6 Haziran 2008 Cuma


DEVİR KREDİSİNİN AVANTAJLARI VE UYGULAMA RİSKLERİ

Grup şirketlerinin finansmanında grup içindeki bazı şirketlerin kredibilitesi daha yüksek olduğu için genellikle bankalardan alınan krediler grup içinde ihtiyacı olan firmalara bu şirketler üzerinden dağıtılır. Bu işlem her zaman bire bir alınan kredinin aktarılması şeklinde olmaz. Çoğu zaman iç kaynaklara ilişkin fonlar ile, alınan krediler ortak bir havuza girdiği için grup şirketlerine kullandırılan krediler devir kredisi özelliğini taşımaz. Veya devir kredisi şeklinde aktarılsa da zaman içinde devir kredisi özellikleri kaybolabilir.
  1. Aktarılan Kredi Hangi Şartlarda Devir Kredisi Özelliklerine Sahip Olur:
Krediyi bankadan alan firmanın banka tarafından tahakkuk ettirilen faiz ve diğer masrafları krediyi aktardığı firmaya aynen yansıtması gerekir. Yansıtma fatura ile yapılacaktır. Burada dikkat edilmesi gereken üç önemli husus bulunmaktadır. Birincisi; krediye aracılık eden şirketin bu işlemden bir kazanç sağlaması ve bu işlemi ticari amaçla yapması söz konusu olmayacaktır,  ikincisi; krediye ilişkin faiz, kur farkı vb masraf tutarlarının birebir aynı olması gerekir, üçüncüsü; banka tarafından belirlenen kredi anapara ve faiz geri ödeme vadelerinin krediyi kullanan şirkete de aynen uygulanması gerekir.    

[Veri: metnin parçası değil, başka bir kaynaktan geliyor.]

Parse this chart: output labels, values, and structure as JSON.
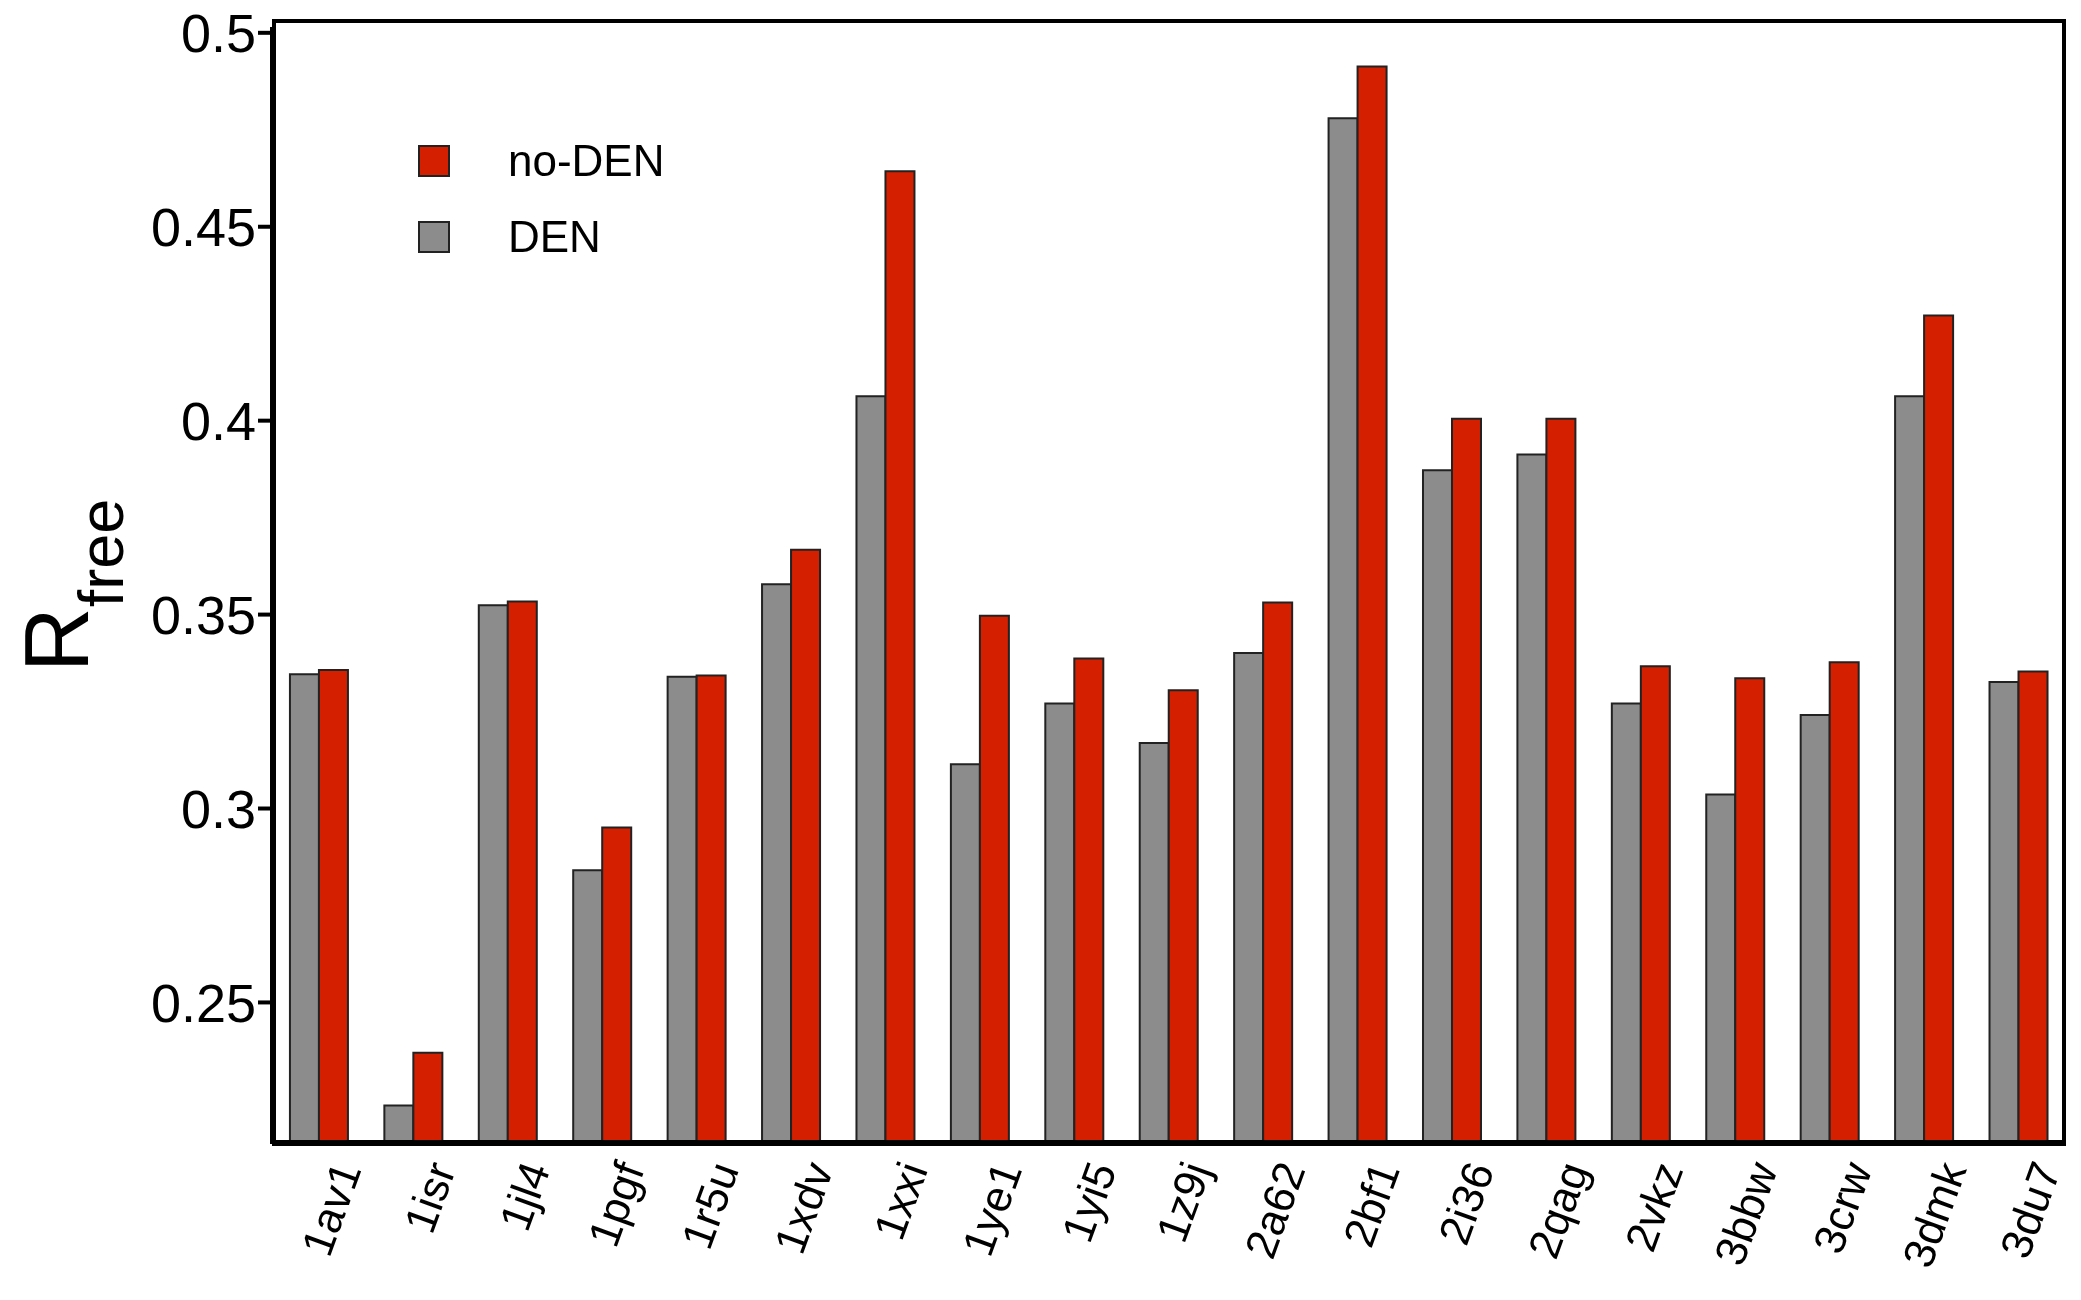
{
  "chart_data": {
    "type": "bar",
    "ylabel": "R$_{free}$",
    "categories": [
      "1av1",
      "1isr",
      "1jl4",
      "1pgf",
      "1r5u",
      "1xdv",
      "1xxi",
      "1ye1",
      "1yi5",
      "1z9j",
      "2a62",
      "2bf1",
      "2i36",
      "2qag",
      "2vkz",
      "3bbw",
      "3crw",
      "3dmk",
      "3du7"
    ],
    "series": [
      {
        "name": "DEN",
        "color": "#8c8c8c",
        "values": [
          0.3346,
          0.2234,
          0.3524,
          0.2841,
          0.334,
          0.3578,
          0.4063,
          0.3114,
          0.3271,
          0.3169,
          0.3401,
          0.478,
          0.3872,
          0.3913,
          0.3271,
          0.3036,
          0.3241,
          0.4063,
          0.3326
        ]
      },
      {
        "name": "no-DEN",
        "color": "#d42000",
        "values": [
          0.3357,
          0.237,
          0.3534,
          0.2951,
          0.3343,
          0.3667,
          0.4643,
          0.3497,
          0.3387,
          0.3305,
          0.3531,
          0.4913,
          0.4005,
          0.4005,
          0.3367,
          0.3336,
          0.3377,
          0.4271,
          0.3353
        ]
      }
    ],
    "ylim": [
      0.2135,
      0.5015
    ],
    "yticks": [
      0.25,
      0.3,
      0.35,
      0.4,
      0.45,
      0.5
    ],
    "grid": false,
    "legend": "top left"
  }
}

  1. Devir Kredilerinin Avantajları:
·         Faizleri KDV’ne Tabi Değildir:
Alınan banka kredilerinin yukarıda belirttiğimiz şartlarda grup şirketlerine veya bir başka firmaya devrinde, yapılan işlemin bir finans temini hizmeti olarak kabul edilmemesi gerekir. Yapılan işlem sadece bir gider yansıtmasıdır. Dolayısıyla yansıtılan gider eğer KDV’ne tabi değilse; ki banka kredi faizleri KDV’ne değil BSMV’ne tabidir, yansıtma işlemi KDV’ne tabi olmayacaktır. Örneğin damga vergisinin yansıtılması işlemi de KDV’ne tabi değildir.  Nitekim, son zamanlarda vergi idaresinin ve öteden beri yargının görüşü de bu doğrultudadır. (MB’nin, 30.04.2002 tarih ve 50/5011-165-18956, 17.06.2002 tarih ve 50/5014-174-27627 sayılı Özelgeleri, Dn. 4. D.’nin, 24.04.1995 tarih ve E. 1995/1377, K. 1995/1377, Dn. 7. D.’nin, 13.11.1989 tarih ve E. 1989/2546, K: 1989/2530 sayılı Kararları.)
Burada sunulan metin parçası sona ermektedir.